= San Juanillo =

The San Juanillo was the Manila galleon which wrecked on a beach at Baja California in late 1578 or early 1579, thus becoming the first shipwreck on the coast of the Californias.

==Voyage==
In the thirteenth year of the Manila galleon voyages, Francisco de Sande appointed Juan de Ribera as captain of the San Juanillo. While no records exist, the usual course was north, then east across the Pacific until land was sighted, often at about 42 degrees north. The ship then turned south.

==Baja California==
Likely, the voyage had been delayed by becalming, unfavorable winds and/or storms. Likely having lost many sailors and with the remaining men sick with scurvy, the ship lost control. It sailed into a beach and water filled its interior. Teredos chewed through the wax blocks. A couple of years later, a storm tore the wreck apart, spreading parts of the ship and its cargo up and down the beach for miles.

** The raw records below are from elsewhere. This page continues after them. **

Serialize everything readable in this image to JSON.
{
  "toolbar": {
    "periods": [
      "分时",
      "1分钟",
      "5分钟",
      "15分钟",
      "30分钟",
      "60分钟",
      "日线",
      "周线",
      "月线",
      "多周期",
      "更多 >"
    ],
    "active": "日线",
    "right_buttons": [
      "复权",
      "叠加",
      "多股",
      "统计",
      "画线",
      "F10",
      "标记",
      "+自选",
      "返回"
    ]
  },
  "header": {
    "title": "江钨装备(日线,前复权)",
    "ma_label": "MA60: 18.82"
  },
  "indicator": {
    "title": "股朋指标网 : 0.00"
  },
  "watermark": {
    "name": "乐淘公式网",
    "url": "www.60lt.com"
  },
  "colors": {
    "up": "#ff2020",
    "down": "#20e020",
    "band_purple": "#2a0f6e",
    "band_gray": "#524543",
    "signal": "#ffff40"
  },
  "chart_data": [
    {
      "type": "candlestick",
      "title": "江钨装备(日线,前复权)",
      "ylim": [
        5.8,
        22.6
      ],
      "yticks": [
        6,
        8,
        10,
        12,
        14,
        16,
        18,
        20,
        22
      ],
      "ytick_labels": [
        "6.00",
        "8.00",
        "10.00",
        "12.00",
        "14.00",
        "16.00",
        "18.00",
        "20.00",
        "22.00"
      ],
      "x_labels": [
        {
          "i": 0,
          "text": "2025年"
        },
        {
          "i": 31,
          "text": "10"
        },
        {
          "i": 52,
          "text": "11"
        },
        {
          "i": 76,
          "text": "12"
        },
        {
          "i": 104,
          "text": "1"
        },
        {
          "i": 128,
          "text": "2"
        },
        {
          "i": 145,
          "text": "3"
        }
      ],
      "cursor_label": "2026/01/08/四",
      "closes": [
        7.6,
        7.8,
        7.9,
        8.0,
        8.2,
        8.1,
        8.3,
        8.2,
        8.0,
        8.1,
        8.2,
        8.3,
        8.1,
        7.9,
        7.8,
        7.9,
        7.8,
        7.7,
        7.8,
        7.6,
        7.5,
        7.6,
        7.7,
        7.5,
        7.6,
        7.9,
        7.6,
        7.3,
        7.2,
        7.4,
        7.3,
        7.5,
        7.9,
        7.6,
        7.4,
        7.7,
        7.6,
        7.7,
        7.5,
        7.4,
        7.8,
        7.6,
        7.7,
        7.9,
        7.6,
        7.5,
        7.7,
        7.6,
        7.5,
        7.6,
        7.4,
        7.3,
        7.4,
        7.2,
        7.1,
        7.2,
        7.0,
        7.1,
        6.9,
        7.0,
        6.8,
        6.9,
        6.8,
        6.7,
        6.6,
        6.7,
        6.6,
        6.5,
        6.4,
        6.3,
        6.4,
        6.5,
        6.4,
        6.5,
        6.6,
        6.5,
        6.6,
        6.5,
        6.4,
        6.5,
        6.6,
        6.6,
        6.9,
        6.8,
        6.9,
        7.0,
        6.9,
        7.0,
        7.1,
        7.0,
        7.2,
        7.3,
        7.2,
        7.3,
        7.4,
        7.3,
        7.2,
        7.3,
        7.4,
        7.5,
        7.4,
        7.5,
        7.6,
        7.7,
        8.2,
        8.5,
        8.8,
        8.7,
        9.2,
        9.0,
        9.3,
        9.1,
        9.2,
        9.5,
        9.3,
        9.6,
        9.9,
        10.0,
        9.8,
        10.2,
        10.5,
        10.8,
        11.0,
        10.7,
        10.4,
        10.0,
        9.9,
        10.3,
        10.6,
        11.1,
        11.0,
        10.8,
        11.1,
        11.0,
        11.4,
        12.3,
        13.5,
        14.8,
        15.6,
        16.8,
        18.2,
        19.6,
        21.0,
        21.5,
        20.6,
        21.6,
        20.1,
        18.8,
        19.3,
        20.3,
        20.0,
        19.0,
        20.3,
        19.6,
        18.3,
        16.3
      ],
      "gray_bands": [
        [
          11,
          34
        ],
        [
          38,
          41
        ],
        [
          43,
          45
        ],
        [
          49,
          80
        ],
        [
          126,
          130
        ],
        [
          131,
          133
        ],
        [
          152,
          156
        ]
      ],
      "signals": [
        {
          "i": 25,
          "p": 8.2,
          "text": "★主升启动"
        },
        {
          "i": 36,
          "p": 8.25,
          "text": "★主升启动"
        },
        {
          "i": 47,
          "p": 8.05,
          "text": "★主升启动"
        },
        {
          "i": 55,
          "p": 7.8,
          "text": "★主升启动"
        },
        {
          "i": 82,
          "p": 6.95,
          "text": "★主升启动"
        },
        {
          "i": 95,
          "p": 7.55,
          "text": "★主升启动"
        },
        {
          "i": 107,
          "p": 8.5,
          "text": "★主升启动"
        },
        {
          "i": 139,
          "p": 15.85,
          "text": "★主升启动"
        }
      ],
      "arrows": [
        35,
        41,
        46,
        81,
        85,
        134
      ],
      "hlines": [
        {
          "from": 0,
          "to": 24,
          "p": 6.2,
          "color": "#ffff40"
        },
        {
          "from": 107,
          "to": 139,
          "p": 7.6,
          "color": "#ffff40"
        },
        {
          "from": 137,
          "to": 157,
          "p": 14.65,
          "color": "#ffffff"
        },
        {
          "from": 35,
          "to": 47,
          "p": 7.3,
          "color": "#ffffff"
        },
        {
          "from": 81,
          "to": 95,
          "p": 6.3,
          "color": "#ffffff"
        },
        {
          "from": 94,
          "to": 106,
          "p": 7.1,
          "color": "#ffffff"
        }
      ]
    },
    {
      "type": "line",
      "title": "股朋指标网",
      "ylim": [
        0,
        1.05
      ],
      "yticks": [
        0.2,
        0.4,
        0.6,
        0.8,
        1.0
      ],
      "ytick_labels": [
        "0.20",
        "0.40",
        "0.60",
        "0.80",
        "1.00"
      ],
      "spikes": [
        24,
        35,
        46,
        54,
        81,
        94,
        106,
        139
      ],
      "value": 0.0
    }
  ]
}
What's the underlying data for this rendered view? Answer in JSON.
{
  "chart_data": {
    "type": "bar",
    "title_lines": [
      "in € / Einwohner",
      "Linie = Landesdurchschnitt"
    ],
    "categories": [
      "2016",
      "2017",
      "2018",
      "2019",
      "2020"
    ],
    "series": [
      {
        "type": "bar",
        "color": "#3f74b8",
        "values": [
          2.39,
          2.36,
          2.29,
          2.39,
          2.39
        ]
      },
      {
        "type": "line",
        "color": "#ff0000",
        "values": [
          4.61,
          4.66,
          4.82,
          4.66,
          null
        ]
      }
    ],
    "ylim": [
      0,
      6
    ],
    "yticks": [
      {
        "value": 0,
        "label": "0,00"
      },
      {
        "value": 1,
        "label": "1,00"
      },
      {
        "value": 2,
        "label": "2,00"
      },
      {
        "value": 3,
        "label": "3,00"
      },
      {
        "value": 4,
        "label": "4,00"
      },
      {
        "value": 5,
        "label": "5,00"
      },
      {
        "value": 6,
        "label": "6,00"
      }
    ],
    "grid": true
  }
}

==Discovery and Archaeology==
A group of American beachcombers found porcelains on a beach in Mexico. A 1997 exhibit at the Los Angeles County Museum of Art included some of the porcelain fragments. The associated publication, Chinese Ceramics in Colonial Mexico, led Saryl and Edward Von der Porten to believe that there must be an unknown Manila galleon wreck on the Baja California coast. Negotiations with the beachcombers and work with Instituto Nacional de Antropología e Historia led to nearly twenty expeditions and identification of the fate of the San Juanillo.